Since the beginning of the project, we have focused on uncovering the metabolic weaknesses of cancer by studying the tumor microenvironment (TME). To achieve this, we developed innovative tools like Dual Ribosome Profiling (DualRP) and diricore, which allow us to explore the metabolic interactions between cancer cells and the surrounding stromal cells. These tools help us understand how cancer cells depend on specific amino acids to grow and survive. DualRP, in particular, enables us to analyze the gene activity of two interacting cell populations within the TME at the same time, giving us valuable insights into how cancer adapts to its environment.
One of our significant findings was that cancer cells and fibroblasts, which support the tumor, experience shortages of key amino acids, such as alanine and glycine, under low glucose conditions. However, when these cells are co-cultured, they manage to overcome this shortage by activating a specific signaling pathway, allowing them to produce the nutrients they need to make proteins. Additionally, we developed mouse models that let us examine different cell types' interactions and metabolic activities in a more natural, living environment. This has been crucial in discovering how amino acid restrictions can affect immune cells, particularly T-cells, during cancer treatment with checkpoint inhibitors. Our research showed that when T-cells lack certain amino acids, their ability to respond to cancer therapies weakens.

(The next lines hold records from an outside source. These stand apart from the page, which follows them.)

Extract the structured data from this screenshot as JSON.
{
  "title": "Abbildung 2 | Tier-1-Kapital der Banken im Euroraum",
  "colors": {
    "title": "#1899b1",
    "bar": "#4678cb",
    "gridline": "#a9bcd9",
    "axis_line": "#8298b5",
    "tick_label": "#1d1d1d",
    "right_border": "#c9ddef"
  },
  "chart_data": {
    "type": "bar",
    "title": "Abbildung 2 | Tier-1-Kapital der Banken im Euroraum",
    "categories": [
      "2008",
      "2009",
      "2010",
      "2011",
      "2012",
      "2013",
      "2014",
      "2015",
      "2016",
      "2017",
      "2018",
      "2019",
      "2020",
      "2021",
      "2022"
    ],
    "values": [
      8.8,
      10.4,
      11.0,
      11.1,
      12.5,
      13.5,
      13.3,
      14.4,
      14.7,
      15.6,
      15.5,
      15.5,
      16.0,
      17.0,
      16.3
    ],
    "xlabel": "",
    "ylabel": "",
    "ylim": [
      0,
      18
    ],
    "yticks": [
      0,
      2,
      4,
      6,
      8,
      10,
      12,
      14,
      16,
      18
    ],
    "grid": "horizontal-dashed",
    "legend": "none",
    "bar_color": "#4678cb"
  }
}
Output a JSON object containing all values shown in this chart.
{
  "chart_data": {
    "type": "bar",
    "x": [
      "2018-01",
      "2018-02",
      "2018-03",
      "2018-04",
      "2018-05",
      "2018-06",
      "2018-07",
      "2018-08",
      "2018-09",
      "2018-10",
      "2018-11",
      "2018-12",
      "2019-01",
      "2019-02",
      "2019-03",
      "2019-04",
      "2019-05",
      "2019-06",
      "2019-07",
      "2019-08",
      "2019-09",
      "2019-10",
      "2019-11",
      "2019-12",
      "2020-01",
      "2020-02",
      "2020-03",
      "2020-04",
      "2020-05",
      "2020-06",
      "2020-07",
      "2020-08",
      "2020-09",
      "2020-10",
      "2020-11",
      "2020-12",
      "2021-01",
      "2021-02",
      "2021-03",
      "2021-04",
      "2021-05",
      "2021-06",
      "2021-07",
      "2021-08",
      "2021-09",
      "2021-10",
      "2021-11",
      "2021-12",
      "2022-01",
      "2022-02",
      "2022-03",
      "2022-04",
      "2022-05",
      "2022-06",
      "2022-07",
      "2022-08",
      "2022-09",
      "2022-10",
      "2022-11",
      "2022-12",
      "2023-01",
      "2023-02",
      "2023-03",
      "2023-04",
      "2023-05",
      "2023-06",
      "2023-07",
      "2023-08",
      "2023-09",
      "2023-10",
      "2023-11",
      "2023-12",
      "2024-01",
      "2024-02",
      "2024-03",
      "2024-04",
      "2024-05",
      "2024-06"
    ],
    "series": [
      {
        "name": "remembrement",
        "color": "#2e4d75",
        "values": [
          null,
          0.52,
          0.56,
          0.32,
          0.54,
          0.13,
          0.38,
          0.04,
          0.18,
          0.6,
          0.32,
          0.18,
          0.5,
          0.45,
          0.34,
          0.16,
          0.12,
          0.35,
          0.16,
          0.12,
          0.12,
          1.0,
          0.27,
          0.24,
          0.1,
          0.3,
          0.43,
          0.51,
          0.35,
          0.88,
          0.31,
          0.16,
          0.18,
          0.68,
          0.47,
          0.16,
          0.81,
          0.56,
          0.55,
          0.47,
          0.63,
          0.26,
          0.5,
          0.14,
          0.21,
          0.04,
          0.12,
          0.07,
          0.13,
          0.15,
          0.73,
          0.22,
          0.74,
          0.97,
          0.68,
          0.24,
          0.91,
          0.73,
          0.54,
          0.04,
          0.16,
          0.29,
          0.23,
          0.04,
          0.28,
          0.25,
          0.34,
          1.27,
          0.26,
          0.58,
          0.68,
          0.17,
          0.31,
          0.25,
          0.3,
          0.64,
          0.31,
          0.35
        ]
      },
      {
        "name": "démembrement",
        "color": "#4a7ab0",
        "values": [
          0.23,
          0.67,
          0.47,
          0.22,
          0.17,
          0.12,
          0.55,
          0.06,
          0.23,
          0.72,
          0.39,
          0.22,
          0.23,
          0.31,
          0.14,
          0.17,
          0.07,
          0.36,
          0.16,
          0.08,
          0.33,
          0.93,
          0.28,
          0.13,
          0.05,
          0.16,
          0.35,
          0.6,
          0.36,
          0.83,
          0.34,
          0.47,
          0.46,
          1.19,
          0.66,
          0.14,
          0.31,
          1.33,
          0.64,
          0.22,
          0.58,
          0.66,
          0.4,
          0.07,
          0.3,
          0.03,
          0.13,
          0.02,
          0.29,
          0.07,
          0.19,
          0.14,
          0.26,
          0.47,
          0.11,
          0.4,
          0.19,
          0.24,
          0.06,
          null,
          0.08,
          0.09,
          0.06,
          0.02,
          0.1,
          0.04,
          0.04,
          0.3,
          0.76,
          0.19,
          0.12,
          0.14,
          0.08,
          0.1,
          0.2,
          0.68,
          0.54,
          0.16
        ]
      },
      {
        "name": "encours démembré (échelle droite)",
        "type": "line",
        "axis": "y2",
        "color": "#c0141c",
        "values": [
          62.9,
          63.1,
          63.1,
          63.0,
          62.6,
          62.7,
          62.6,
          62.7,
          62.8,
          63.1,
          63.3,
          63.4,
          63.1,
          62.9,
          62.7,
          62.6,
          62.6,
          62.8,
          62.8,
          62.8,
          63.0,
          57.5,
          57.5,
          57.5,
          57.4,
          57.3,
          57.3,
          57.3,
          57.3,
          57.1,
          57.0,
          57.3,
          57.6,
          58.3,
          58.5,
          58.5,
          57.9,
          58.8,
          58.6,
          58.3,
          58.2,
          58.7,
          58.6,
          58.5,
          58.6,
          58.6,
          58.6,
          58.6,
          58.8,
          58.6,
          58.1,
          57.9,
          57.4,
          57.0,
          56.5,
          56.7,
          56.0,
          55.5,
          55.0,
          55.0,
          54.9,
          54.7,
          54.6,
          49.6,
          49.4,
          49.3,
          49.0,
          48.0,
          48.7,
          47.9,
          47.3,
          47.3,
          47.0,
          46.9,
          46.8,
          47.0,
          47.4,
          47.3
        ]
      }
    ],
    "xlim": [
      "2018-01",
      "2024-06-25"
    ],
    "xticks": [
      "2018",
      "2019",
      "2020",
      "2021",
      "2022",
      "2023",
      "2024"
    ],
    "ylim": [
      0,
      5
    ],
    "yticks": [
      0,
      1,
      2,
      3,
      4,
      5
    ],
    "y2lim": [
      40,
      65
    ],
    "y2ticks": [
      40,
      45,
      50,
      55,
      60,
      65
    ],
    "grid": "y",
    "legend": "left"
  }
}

Our findings are being shared through scientific publications and conferences, contributing to the broader understanding of cancer metabolism. Moving forward, we aim to develop new therapies that target these metabolic weaknesses, with the hope of improving cancer treatments and overcoming drug resistance. This research sets the stage for future innovations in cancer therapy by shedding light on the complex metabolic interactions within the TME.
Overall, the project has advanced our understanding of the TME's metabolic complexities, setting the stage for future therapeutic innovations in cancer treatment.